Prince Of Darkness - 楽譜サンプル
Prince Of Darkness|楽曲の特徴と歴史
基本情報
「Prince Of Darkness」は、サックス奏者ウェイン・ショーター作曲のインストゥルメンタル。初出はマイルス・デイヴィスのアルバム『Sorcerer』(1967年)。演奏は第二期クインテット(マイルス、ショーター、ハービー・ハンコック、ロン・カーター、トニー・ウィリアムス)による。タイトルはマイルスの異名としても知られ、作品自体と彼のステージ人格が響き合う。
音楽的特徴と演奏スタイル
主題は凝縮された動機で構成され、和声は機能和声に依存せず、モーダルかつクロマティックに推移。ハンコックの開放的なヴォイシング、カーターの柔軟なベース、ウィリアムスのポリリズムが「流動する4ビート」を描き、テーマとソロの境界が溶け合うような相互作用を生む。ソロはモチーフ展開を基軸に、瞬時の応答と牽引で緊張と解放を往復する。
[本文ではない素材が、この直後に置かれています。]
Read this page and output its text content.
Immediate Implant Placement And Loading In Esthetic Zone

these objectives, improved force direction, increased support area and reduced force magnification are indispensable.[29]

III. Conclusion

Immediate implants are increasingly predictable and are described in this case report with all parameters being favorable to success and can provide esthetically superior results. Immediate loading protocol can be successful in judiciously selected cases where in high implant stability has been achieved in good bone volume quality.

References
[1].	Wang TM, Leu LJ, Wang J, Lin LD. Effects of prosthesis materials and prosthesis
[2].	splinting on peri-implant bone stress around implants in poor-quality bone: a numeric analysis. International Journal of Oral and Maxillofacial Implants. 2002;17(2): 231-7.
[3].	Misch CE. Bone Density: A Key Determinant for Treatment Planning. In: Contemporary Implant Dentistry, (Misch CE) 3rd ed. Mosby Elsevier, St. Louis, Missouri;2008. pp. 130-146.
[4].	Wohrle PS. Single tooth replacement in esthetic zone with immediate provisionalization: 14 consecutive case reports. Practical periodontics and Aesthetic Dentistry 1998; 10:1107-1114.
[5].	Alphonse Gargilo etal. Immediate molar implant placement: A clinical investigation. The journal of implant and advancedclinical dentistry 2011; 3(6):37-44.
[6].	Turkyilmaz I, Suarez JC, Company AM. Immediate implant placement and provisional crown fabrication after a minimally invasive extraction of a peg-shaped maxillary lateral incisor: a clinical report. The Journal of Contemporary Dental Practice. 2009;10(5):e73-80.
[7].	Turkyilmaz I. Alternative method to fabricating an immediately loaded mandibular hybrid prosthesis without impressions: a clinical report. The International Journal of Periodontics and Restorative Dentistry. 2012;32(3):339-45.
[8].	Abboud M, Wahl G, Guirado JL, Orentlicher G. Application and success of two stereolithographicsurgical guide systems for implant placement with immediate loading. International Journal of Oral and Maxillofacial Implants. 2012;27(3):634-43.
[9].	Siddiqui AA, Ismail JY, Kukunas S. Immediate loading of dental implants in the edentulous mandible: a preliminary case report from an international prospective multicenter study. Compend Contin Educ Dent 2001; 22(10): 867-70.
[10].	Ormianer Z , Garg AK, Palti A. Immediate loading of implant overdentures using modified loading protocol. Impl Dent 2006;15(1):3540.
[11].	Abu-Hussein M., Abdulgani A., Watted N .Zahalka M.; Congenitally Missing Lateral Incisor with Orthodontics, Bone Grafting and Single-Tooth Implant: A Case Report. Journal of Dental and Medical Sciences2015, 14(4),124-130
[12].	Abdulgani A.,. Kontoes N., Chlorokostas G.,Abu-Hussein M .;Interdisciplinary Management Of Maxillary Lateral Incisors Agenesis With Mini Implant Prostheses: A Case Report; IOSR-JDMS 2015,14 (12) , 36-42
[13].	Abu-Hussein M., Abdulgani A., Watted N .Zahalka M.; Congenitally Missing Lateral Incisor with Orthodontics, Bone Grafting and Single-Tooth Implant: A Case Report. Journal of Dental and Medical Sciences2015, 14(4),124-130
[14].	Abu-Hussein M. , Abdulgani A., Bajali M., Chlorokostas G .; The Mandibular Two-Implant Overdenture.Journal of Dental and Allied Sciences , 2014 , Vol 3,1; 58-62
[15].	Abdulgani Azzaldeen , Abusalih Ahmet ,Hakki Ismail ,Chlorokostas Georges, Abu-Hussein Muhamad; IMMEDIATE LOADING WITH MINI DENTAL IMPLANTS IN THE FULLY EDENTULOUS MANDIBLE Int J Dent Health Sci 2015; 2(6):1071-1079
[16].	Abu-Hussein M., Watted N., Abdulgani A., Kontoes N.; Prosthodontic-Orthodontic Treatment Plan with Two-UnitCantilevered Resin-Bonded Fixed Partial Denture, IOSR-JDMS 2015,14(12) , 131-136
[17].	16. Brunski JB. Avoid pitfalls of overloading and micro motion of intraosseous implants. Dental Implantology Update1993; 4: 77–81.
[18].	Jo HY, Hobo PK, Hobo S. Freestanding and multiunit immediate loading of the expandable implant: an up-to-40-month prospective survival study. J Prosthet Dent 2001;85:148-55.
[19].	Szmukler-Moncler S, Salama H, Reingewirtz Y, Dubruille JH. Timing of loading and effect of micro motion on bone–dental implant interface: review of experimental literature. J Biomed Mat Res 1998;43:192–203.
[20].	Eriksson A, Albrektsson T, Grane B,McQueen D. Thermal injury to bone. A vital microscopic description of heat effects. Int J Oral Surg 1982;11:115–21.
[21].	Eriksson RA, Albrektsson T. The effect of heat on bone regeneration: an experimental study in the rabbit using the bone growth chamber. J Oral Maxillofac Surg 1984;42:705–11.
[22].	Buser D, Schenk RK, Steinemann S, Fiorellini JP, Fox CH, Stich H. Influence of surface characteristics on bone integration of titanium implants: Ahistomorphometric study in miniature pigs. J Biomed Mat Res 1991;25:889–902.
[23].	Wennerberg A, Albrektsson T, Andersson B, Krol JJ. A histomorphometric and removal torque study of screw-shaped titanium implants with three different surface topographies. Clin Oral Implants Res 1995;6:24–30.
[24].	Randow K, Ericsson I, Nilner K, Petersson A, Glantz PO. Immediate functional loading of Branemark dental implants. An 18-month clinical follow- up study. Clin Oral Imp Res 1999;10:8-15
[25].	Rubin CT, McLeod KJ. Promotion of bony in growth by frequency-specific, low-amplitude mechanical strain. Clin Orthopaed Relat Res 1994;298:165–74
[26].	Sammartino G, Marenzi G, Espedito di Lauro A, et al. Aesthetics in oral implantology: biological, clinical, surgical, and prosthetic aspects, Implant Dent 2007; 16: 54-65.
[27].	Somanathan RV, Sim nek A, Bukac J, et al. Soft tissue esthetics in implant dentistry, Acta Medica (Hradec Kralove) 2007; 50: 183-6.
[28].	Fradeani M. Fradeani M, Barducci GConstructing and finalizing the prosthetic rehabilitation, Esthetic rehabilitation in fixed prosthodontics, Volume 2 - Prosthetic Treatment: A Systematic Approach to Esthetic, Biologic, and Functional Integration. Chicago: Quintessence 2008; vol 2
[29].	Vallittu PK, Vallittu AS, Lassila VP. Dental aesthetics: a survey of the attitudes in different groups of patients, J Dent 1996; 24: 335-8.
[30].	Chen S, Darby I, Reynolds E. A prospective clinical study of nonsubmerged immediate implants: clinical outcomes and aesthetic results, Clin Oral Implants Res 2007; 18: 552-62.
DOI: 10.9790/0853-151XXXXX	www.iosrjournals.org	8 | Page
全体はポスト・バップの語法を典型的に示し、明確な終止感よりも持続する推進力が重視される。
歴史的背景
1960年代後半、第二期クインテットはハード・バップの定型から離れ、自由度の高いポスト・バップ言語を拡張していた。ショーターの独創的な作曲はその中心的な推進力であり、本作も例外ではない。曲名はマイルスの異名「Prince of Darkness」にも通じ、クールで謎めいた音像を帯びた当時の美学を象徴する。電化期へ向かう過渡期における、アコースティック編成の到達点のひとつとして位置づけられる。
有名な演奏・録音
最も知られる音源は『Sorcerer』収録のスタジオ版。該当セッションは後年のボックス『Miles Davis Quintet 1965–68: The Complete Columbia Studio Recordings』でも聴ける。メンバーはいずれも当時の第一線で、精緻なアンサンブル設計と自発性を両立させた録音として評価が高い。ショーター名義の公式録音や著名カヴァーについては情報不明。
現代における評価と影響
本作は、ショーターの作曲美学—曖昧な調性、余白を活かす旋律、集団即興の設計—の好例として言及されることがある。第二期クインテットの相互作用を理解する参照曲と位置づけられる場合があり、ポスト・バップの語法を学ぶ上での具体例として価値を持つ。一方で、演奏頻度や教育現場での扱いに関する包括的な統計データは情報不明である。
まとめ
凝縮された主題と開放的な和声、そして五人の高度な相互作用が核となる本作は、ポスト・バップ期の成果を刻んだ一曲。『Sorcerer』の録音を起点に耳を傾ければ、ショーターの作曲言語と第二期クインテットの美学—緊密な設計と自由な瞬発力の共存—を実感できる。詳細なカヴァー情報は情報不明だが、スタジオ版は今なお重要な参照点である。